昨日の前半は球磨川の鮎漁師・島津富男さんに焦点を当てたパートだったが、今日の後半はその鮎漁師と持ちつ持たれつの関係で如何に仲が良いか、長い事球磨川に生息する山翡翠(=ヤマセミ)の話。
本格的なプロの野鳥写真家・嶋田忠さんの千歳川のヤマセミをNHKの番組などの動画、彼の写真集で知って夢中になり、八代駅前のミック珈琲店の出水晃マスターの一言で球磨川流域一帯と人吉市のヤマセミの存在を知った筆者だ。
行く度、ミック珈琲店で出逢う球磨川漁協の元総代平山信夫さんの指摘通り、神瀬附近で実際にヤマセミに遭遇、撮影もしている。漁師さんの言葉に嘘はない。普通の人が見落とす流域の動植物・自然の変化をすべて実際に目視で確認している。命に係わる日本三大急流・球磨川での漁は、こうした自然の変化に敏感でなければやっていけないのだ。

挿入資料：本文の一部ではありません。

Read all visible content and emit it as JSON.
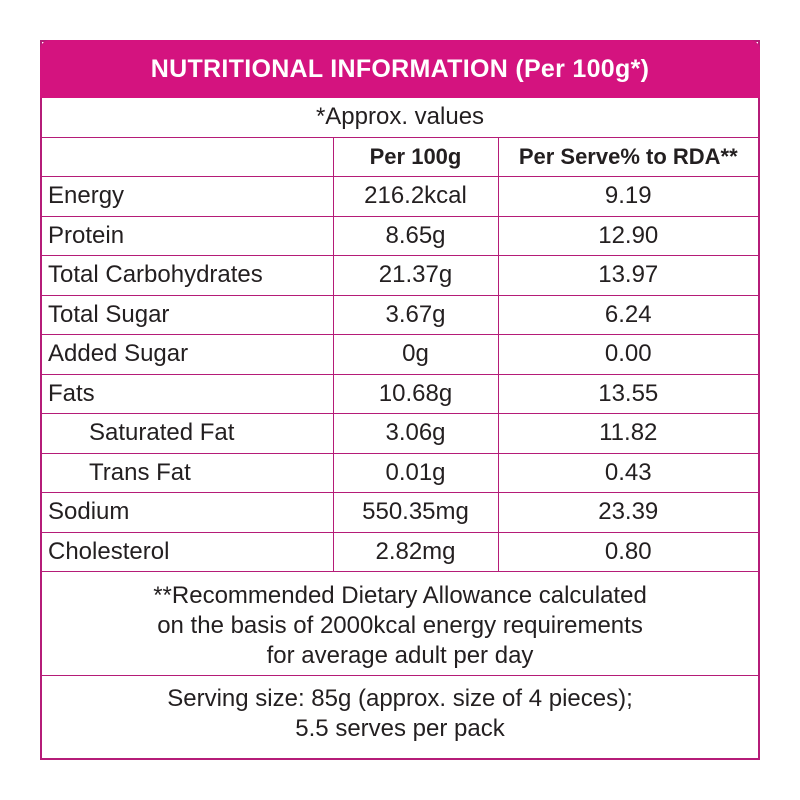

実際12年間のヤマセミ観察中、球磨川(支流を含む)で命を失くされた方の話を幾度か聞いたことがある。
千歳川のヤマセミをイメージして人吉のヤマセミに対峙してきたこの間、あまりのその生息環境の違いに未だに驚かされ続けている。本来、深山の清流に住むヤマセミが千歳川のそれだとすると、人吉の街中を乱舞するヤマセミは一体何なんだろう?
勿論人吉市に人間が根を下ろす遥か前から、此処のヤマセミの先祖は住みやすい場所として人吉盆地の球磨川流域で繁殖し続けて来たのだろうと推測する。
此処のヤマセミが、球磨川の漁師の網干し竿や舫い船をその生存に都合よい採餌スペースとしてちゃっかり活用している様は、千歳川の場合とあまりに違う環境ととらえ、記録しておこうと思ったのがこのミニ写真集制作のきっかけ。
同時に、これだけユニークで他に類を見ない自然の特異性を人吉市が「唯一無二の宝物・観光資源」に出来ていない事を非常に残念な気持ちでいる事を述べておきたい。